Third-party candidates got more coverage this year, thanks to the Free and Equal Elections Foundation and Democracy Now!, but issues still remain: the Commission on Presidential Debates still exerts a stranglehold on our ability to select a president; the winner-take-all method of choosing electors in all states but two has resulted in the two major parties not mounting a presidential campaign in two-thirds of the states; ballot access laws restrict the full spectrum of ballot choices that exist in any given election; and liberals still attack third parties and their supporters as “spoilers,” despite candidates that fall more closely to their ideological preferences. Changes are needed.
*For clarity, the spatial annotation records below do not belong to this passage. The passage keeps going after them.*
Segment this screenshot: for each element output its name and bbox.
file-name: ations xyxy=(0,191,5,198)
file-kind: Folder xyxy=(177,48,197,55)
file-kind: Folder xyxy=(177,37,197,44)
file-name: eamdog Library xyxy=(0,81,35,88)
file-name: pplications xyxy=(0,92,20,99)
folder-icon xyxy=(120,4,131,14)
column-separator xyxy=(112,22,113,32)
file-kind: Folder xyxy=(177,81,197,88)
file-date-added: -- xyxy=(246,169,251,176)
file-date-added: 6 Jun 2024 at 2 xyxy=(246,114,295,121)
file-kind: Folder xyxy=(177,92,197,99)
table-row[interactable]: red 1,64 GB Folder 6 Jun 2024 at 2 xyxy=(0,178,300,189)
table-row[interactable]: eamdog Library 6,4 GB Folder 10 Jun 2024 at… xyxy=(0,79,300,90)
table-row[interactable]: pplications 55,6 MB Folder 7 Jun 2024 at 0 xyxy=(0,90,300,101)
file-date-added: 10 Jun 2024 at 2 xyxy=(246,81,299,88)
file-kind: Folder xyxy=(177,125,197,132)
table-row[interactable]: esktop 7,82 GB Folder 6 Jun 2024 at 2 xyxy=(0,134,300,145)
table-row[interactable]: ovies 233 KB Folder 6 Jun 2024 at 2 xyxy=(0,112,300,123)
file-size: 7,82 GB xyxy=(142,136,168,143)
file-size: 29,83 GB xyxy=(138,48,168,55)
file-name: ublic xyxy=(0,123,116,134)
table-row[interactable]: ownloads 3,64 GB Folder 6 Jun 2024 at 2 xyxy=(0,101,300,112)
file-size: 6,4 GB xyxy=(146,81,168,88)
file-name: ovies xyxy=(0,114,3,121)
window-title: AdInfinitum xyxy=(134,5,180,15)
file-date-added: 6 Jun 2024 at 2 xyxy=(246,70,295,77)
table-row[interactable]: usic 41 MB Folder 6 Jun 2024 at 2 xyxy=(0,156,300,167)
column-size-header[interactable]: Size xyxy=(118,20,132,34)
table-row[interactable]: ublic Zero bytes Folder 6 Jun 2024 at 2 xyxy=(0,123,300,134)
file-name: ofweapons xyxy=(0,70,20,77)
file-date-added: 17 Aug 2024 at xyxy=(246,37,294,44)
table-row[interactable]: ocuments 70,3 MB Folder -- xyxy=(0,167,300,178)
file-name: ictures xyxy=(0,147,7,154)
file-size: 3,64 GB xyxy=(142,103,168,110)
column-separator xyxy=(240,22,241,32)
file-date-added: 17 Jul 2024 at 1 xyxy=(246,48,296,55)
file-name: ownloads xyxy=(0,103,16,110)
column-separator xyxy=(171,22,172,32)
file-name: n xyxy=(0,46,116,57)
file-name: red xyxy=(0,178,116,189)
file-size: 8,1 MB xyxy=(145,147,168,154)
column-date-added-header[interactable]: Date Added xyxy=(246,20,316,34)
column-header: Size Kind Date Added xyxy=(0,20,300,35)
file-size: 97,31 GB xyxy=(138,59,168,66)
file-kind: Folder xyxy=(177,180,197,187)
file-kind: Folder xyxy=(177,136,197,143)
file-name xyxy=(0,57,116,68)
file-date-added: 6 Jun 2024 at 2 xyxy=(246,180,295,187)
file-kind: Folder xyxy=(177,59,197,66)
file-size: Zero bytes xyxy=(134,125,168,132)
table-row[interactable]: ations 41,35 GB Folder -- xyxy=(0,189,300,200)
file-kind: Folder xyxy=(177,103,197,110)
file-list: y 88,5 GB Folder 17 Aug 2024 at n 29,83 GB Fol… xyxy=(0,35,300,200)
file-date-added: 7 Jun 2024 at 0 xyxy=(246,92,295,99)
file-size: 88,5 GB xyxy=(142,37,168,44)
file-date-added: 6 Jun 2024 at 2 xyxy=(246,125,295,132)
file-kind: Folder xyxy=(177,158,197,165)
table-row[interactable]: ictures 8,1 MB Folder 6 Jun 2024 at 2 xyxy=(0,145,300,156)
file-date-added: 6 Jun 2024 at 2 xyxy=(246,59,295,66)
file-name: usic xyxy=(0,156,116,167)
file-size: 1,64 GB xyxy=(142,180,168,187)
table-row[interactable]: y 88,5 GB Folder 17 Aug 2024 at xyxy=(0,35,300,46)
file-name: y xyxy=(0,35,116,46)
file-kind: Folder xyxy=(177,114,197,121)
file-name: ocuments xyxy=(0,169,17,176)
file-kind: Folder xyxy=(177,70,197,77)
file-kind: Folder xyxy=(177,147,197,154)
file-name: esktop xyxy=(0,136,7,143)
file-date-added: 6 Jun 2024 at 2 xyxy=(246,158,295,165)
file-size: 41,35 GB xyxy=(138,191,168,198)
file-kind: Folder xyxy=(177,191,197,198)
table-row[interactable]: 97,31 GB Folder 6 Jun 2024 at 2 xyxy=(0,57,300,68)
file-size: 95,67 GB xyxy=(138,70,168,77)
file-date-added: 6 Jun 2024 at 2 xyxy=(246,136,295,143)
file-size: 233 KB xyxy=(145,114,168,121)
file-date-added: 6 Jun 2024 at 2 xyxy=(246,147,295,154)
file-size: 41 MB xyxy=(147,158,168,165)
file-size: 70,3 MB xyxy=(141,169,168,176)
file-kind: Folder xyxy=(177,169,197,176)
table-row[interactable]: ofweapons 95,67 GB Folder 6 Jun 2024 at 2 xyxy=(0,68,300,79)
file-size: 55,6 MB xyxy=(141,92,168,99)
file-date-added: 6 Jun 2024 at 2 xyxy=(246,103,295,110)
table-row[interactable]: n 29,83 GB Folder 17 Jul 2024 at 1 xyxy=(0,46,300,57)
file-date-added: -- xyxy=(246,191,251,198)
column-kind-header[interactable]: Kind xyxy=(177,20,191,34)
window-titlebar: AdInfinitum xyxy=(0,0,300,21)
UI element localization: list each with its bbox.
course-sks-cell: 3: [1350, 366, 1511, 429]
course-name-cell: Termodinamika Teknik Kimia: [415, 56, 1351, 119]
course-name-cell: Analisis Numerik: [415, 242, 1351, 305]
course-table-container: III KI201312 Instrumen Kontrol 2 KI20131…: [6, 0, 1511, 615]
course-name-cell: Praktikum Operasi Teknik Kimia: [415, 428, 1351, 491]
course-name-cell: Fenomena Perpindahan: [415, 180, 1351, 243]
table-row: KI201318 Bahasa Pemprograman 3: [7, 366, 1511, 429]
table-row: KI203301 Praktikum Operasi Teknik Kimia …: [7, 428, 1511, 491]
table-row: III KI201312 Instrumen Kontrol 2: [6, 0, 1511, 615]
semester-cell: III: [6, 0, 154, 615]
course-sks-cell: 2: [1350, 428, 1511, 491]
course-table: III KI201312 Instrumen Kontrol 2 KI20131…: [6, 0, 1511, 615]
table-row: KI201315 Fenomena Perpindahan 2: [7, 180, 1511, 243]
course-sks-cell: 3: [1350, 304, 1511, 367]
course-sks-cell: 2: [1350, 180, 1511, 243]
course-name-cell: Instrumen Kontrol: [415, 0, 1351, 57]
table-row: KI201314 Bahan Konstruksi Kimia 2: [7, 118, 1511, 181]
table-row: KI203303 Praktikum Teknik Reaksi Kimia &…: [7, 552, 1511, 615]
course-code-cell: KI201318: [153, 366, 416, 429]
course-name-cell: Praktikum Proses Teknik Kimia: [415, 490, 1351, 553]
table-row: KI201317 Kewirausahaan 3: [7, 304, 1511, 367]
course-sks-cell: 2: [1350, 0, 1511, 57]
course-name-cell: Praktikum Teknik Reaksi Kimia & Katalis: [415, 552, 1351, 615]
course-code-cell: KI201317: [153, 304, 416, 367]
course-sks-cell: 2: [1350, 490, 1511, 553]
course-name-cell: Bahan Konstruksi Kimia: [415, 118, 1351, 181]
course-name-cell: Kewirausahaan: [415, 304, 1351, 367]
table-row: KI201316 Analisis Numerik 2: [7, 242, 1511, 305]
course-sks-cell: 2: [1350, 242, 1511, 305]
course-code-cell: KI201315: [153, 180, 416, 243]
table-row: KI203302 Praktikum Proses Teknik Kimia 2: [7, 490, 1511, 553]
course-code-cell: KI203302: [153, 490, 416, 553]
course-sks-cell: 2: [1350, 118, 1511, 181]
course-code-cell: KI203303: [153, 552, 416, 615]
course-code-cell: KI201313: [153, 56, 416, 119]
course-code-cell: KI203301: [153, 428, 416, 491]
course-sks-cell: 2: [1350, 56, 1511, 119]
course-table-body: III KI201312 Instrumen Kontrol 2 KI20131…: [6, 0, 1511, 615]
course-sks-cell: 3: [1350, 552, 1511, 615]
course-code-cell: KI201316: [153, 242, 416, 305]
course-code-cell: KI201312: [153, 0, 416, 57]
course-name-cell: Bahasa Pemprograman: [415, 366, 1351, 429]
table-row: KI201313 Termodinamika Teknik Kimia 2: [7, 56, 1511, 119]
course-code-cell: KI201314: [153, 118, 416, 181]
But those changes come from the people, not politicians.

It was the industrial strikes and radical organizers of the 1930s that pushed Roosevelt to support the New Deal. It was a vibrant civil rights and student movement that led to George McGovern and Eugene McCarthy’s antiwar campaigns. And, despite those who use electoral blackmail to keep a Democrat in office “for women’s and environmental rights,” it was radical activist demonstrations that brought Nixon – a true scoundrel and no friend of the working-class – to bring about the Environmental Protection Agency, OSHA, the expansion of food stamps, the nomination of a Supreme Court that gave us Roe v. Wade, and finally, a wind-down of the Vietnam War.

Appealing to our representatives’ better nature isn’t going to get a damn thing done. If we going to put a stop to the pillage of the environment (next stop: the Arctic) and restart the development of renewable energy, we have to act now. If we are going to put a stop to the erosion of civil liberties, the decimation of unions, the attacks to the social safety net, the efforts to curtail reproductive choice, and an end to brutal raids and deportations of immigrants, we have to act now.

Our movements must either force politicians to take up the issues of all of the oppressed, from people of color and women to the LGBT community or address them ourselves. Liberals and progressives in the Democratic Party must recognize that their constituencies have locked out by an ascendant right-wing faction. Radical activists have to continue to build dual-power structures and coalitions that meet the needs of the marginalized. We have to demonstrate the necessity of replacing capitalism with a truly democratic and environmentally sound society locally, in communities that need it most.

Dr. West echoes this, saying that a true progressive is willing to take risks, something Obama has failed to do. He ends the Democracy Now! interview with a call to hold the president accountable for Shock Doctrine-style policies that have ended up making the poor the first off the fiscal cliff.

“…Lincoln isn’t Lincoln if Frederick Douglass isn’t pushing him. FDR isn’t FDR if A. Philip Randolph and Eleanor Roosevelt aren’t pushing him. LBJ isn’t LBJ if MLK isn’t pushing him.

We don’t believe in making excuses. We believe that if [Obama] is not pushed, he’s going to be a transactional president and not a transformational president. And we believe that the time is now for action and no longer accommodation. But that doesn’t happen unless you’re pushed.”

The reelection of Barack Obama was a fantastic symbolic rejection of corporate and imperial policies to most Americans. Now we decide if that symbol means what they say it does.

Dr. Zakk Flash is an anarchist political writer, radical community activist, and editor of the Central Oklahoma Black/Red Alliance (COBRA). He lives in Norman, Oklahoma.